Commenting today (4 October) for World Financial Planning Day, managing partner Martin Brown said advisers needed to "step up and ensure they are doing their part" when it comes to helping clients combat stresses around finance but also more widely as well.

Brown said this should include offering "more emotional, mental and general health support to clients".

"During the coronavirus pandemic a lot of our clients came face to face with their vulnerability and started involving the next generation and wider family members with their planning for the future," he said. "We soon noticed a strong correlation between how confident our clients felt about the future, and the wellbeing of their entire family. This stretched beyond pure financial concerns into worries about things such as health and education of younger family members."
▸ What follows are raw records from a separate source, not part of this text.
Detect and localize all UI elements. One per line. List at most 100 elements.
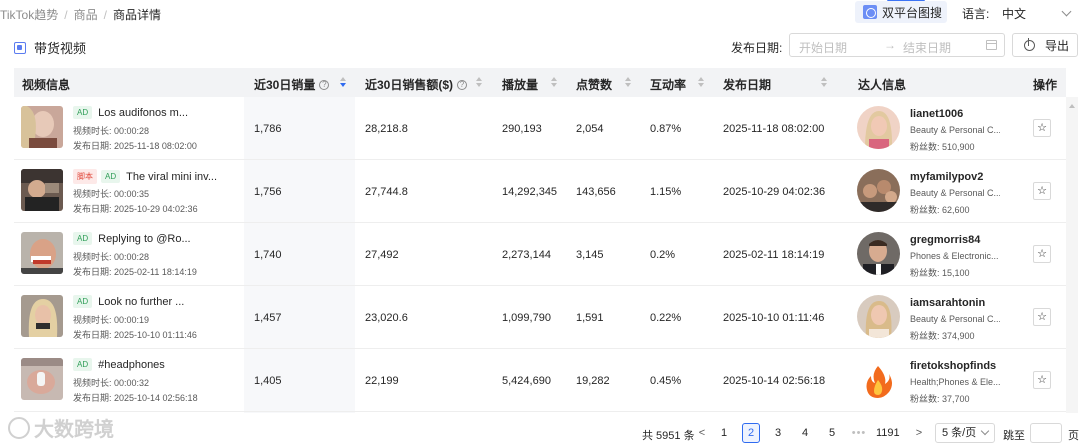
vertical-scrollbar[interactable] bbox=[1066, 97, 1078, 413]
language-select[interactable]: 中文 bbox=[998, 2, 1078, 24]
video-duration: 视频时长: 00:00:28 bbox=[73, 252, 150, 262]
creator-name[interactable]: iamsarahtonin bbox=[910, 297, 985, 309]
publish-date: 2025-10-14 02:56:18 bbox=[723, 375, 826, 387]
help-icon[interactable]: ? bbox=[457, 79, 468, 90]
sales-30d: 1,405 bbox=[254, 375, 282, 387]
page-1[interactable]: 1 bbox=[715, 423, 733, 443]
breadcrumb-separator: / bbox=[103, 7, 107, 22]
col-publish-date[interactable]: 发布日期 bbox=[723, 76, 771, 93]
creator-name[interactable]: gregmorris84 bbox=[910, 234, 980, 246]
sort-icon[interactable] bbox=[551, 77, 557, 88]
creator-name[interactable]: firetokshopfinds bbox=[910, 360, 996, 372]
col-revenue-30d[interactable]: 近30日销售额($)? bbox=[365, 76, 468, 93]
creator-category: Beauty & Personal C... bbox=[910, 188, 1000, 198]
breadcrumb-current: 商品详情 bbox=[112, 8, 161, 22]
col-engagement[interactable]: 互动率 bbox=[650, 76, 686, 93]
pagination-total: 共 5951 条 bbox=[642, 430, 695, 442]
export-button[interactable]: 导出 bbox=[1012, 33, 1078, 57]
sort-icon[interactable] bbox=[821, 77, 827, 88]
table-row[interactable]: 脚本 AD The viral mini inv... 视频时长: 00:00:… bbox=[14, 160, 1066, 223]
breadcrumb-tiktok-trends[interactable]: TikTok趋势 bbox=[0, 6, 58, 23]
prev-page-button[interactable]: < bbox=[693, 423, 711, 443]
col-publish-date-label: 发布日期 bbox=[723, 78, 772, 92]
video-icon bbox=[14, 41, 26, 54]
video-thumbnail[interactable] bbox=[21, 106, 63, 148]
video-thumbnail[interactable] bbox=[21, 169, 63, 211]
favorite-button[interactable]: ☆ bbox=[1033, 371, 1051, 389]
creator-avatar[interactable] bbox=[857, 358, 900, 401]
video-publish-date: 发布日期: 2025-02-11 18:14:19 bbox=[73, 267, 197, 277]
col-sales-30d[interactable]: 近30日销量? bbox=[254, 76, 330, 93]
table-row[interactable]: AD #headphones 视频时长: 00:00:32 发布日期: 2025… bbox=[14, 349, 1066, 412]
ad-badge: AD bbox=[101, 170, 121, 183]
favorite-button[interactable]: ☆ bbox=[1033, 245, 1051, 263]
revenue-30d: 27,492 bbox=[365, 249, 399, 261]
video-title[interactable]: Los audifonos m... bbox=[98, 107, 188, 119]
video-tags: 脚本 AD The viral mini inv... bbox=[73, 169, 217, 184]
page-4[interactable]: 4 bbox=[796, 423, 814, 443]
page-last[interactable]: 1191 bbox=[876, 423, 900, 443]
creator-avatar[interactable] bbox=[857, 106, 900, 149]
jump-to-input[interactable] bbox=[1030, 423, 1062, 443]
sort-icon[interactable] bbox=[698, 77, 704, 88]
revenue-30d: 22,199 bbox=[365, 375, 399, 387]
col-video-info: 视频信息 bbox=[22, 76, 70, 93]
sales-30d: 1,457 bbox=[254, 312, 282, 324]
creator-name[interactable]: myfamilypov2 bbox=[910, 171, 983, 183]
video-tags: AD Look no further ... bbox=[73, 295, 184, 308]
end-date-input[interactable]: 结束日期 bbox=[903, 39, 951, 56]
favorite-button[interactable]: ☆ bbox=[1033, 182, 1051, 200]
jump-to-suffix: 页 bbox=[1068, 430, 1079, 442]
sort-icon[interactable] bbox=[476, 77, 482, 88]
video-title[interactable]: Replying to @Ro... bbox=[98, 233, 191, 245]
breadcrumb-products[interactable]: 商品 bbox=[74, 6, 98, 23]
likes: 2,054 bbox=[576, 123, 604, 135]
date-range-picker[interactable]: 开始日期 → 结束日期 bbox=[789, 33, 1005, 57]
video-duration: 视频时长: 00:00:32 bbox=[73, 378, 150, 388]
favorite-button[interactable]: ☆ bbox=[1033, 308, 1051, 326]
publish-date: 2025-10-29 04:02:36 bbox=[723, 186, 826, 198]
export-icon bbox=[1024, 37, 1035, 51]
sales-30d: 1,756 bbox=[254, 186, 282, 198]
creator-name[interactable]: lianet1006 bbox=[910, 108, 963, 120]
dual-platform-search-button[interactable]: 双平台图搜 bbox=[855, 1, 947, 23]
col-creator-info-label: 达人信息 bbox=[858, 78, 907, 92]
video-title[interactable]: The viral mini inv... bbox=[126, 171, 217, 183]
table-row[interactable]: AD Replying to @Ro... 视频时长: 00:00:28 发布日… bbox=[14, 223, 1066, 286]
video-thumbnail[interactable] bbox=[21, 232, 63, 274]
breadcrumb: TikTok趋势 / 商品 / 商品详情 bbox=[0, 6, 161, 23]
creator-avatar[interactable] bbox=[857, 169, 900, 212]
sort-icon[interactable] bbox=[625, 77, 631, 88]
video-thumbnail[interactable] bbox=[21, 358, 63, 400]
ad-badge: AD bbox=[73, 358, 93, 371]
video-publish-date: 发布日期: 2025-10-14 02:56:18 bbox=[73, 393, 198, 403]
scroll-up-icon[interactable] bbox=[1069, 104, 1075, 108]
col-actions: 操作 bbox=[1033, 76, 1057, 93]
start-date-input[interactable]: 开始日期 bbox=[799, 39, 847, 56]
video-title[interactable]: Look no further ... bbox=[98, 296, 184, 308]
favorite-button[interactable]: ☆ bbox=[1033, 119, 1051, 137]
next-page-button[interactable]: > bbox=[910, 423, 928, 443]
ad-badge: AD bbox=[73, 106, 93, 119]
sort-icon[interactable] bbox=[340, 77, 346, 88]
views: 14,292,345 bbox=[502, 186, 558, 198]
help-icon[interactable]: ? bbox=[319, 79, 330, 90]
creator-category: Beauty & Personal C... bbox=[910, 314, 1000, 324]
col-likes[interactable]: 点赞数 bbox=[576, 76, 612, 93]
page-5[interactable]: 5 bbox=[823, 423, 841, 443]
likes: 143,656 bbox=[576, 186, 616, 198]
col-views[interactable]: 播放量 bbox=[502, 76, 538, 93]
page-3[interactable]: 3 bbox=[769, 423, 787, 443]
table-row[interactable]: AD Los audifonos m... 视频时长: 00:00:28 发布日… bbox=[14, 97, 1066, 160]
page-size-select[interactable]: 5 条/页 bbox=[935, 423, 995, 443]
creator-avatar[interactable] bbox=[857, 295, 900, 338]
page-2-current[interactable]: 2 bbox=[742, 423, 760, 443]
likes: 1,591 bbox=[576, 312, 604, 324]
video-title[interactable]: #headphones bbox=[98, 359, 165, 371]
page-ellipsis[interactable]: ••• bbox=[850, 423, 868, 443]
col-sales-30d-label: 近30日销量 bbox=[254, 78, 316, 92]
video-thumbnail[interactable] bbox=[21, 295, 63, 337]
table-row[interactable]: AD Look no further ... 视频时长: 00:00:19 发布… bbox=[14, 286, 1066, 349]
creator-avatar[interactable] bbox=[857, 232, 900, 275]
arrow-right-icon: → bbox=[884, 38, 896, 52]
The theme for this year's World Financial Planning Day is on the role of the financial planner in reducing stress and improving clients' financial wellbeing.

Brown added: "It is undeniable that client wellbeing and happiness is closely linked to that of their wider family. If financial services firms want to demonstrate how they can help improve their clients' wellbeing, the focus needs to be on the wider family unit and not just the individual client.

"Financial advisers in particular need to involve younger generations with financial planning."

World Financial Planning Day aims to help raise awareness of the value of financial planning, having a financial plan, and working with a financial planner who has committed to putting clients' interests first. It is hosted by the Financial Planning Standards Board and is sponsored in the UK by the Chartered Institute for Securities & Investment.